Cytomegalovirus enterocolitis in a patient with dihydropyrimidine dehydrogenase deficiency after capecitabine treatment: A case report

2019 
Abstract Introduction 5-Fluorouracil (5-FU) is widely used for cancer treatment. The reduced activity of dihydropyrimidine dehydrogenase (DPD), the key enzyme in 5-FU inactivation, increases a patient’s risk of developing severe 5-FU related toxicity. However, screening for DPD deficiency is rarely performed before 5-FU administration. Presentation of case Our patient was a 69-year-old man with rectal cancer (T2N1bM0 stage IIIA) who underwent laparoscopic low anterior resection. He developed severe neutropenia and diarrhea 15 days after the administration of capecitabine for adjuvant chemotherapy, and was admitted to our hospital. Four days after admission, he was transferred to the intensive care unit for sepsis. DPD protein screening revealed DPD deficiency. On day 27, massive melena suddenly appeared. He died of continual bleeding 41 days after admission.
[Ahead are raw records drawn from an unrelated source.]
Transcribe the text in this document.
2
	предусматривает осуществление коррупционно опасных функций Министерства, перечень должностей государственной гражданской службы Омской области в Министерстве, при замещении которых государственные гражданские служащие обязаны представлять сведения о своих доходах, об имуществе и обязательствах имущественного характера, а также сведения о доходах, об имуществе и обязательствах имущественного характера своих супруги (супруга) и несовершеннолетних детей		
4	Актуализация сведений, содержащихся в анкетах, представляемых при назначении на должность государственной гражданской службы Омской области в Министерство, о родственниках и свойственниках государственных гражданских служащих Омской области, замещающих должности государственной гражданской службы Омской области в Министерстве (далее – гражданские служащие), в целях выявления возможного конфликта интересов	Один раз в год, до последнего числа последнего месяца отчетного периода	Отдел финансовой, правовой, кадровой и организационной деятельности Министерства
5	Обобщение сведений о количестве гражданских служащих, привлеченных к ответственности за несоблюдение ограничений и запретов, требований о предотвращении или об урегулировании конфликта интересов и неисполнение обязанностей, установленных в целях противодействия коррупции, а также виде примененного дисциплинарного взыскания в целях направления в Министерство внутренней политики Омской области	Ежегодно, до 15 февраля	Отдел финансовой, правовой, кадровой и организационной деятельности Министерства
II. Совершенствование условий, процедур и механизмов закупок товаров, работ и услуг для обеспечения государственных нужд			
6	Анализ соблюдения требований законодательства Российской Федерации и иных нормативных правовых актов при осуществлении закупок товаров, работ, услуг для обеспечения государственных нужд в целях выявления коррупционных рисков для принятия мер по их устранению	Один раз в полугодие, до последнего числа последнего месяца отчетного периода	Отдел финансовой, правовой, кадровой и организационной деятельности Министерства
Pathological autopsy revealed cytomegalovirus enterocolitis. Discussion The administration of 5-FU to patients with DPD deficiency is lethal. Genotypic and phenotypic assessments are reliable tests for DPD deficiency. A genetic study can effectively screen for DPD deficiency; however, its use has not been established in the national insurance system. Patients with DPD deficiency tend to develop severe neutropenia, so clinicians should pay attention to opportunistic infections such as cytomegalovirus enterocolitis. Conclusion Screening for DPD deficiency is necessary prior to 5-FU administration.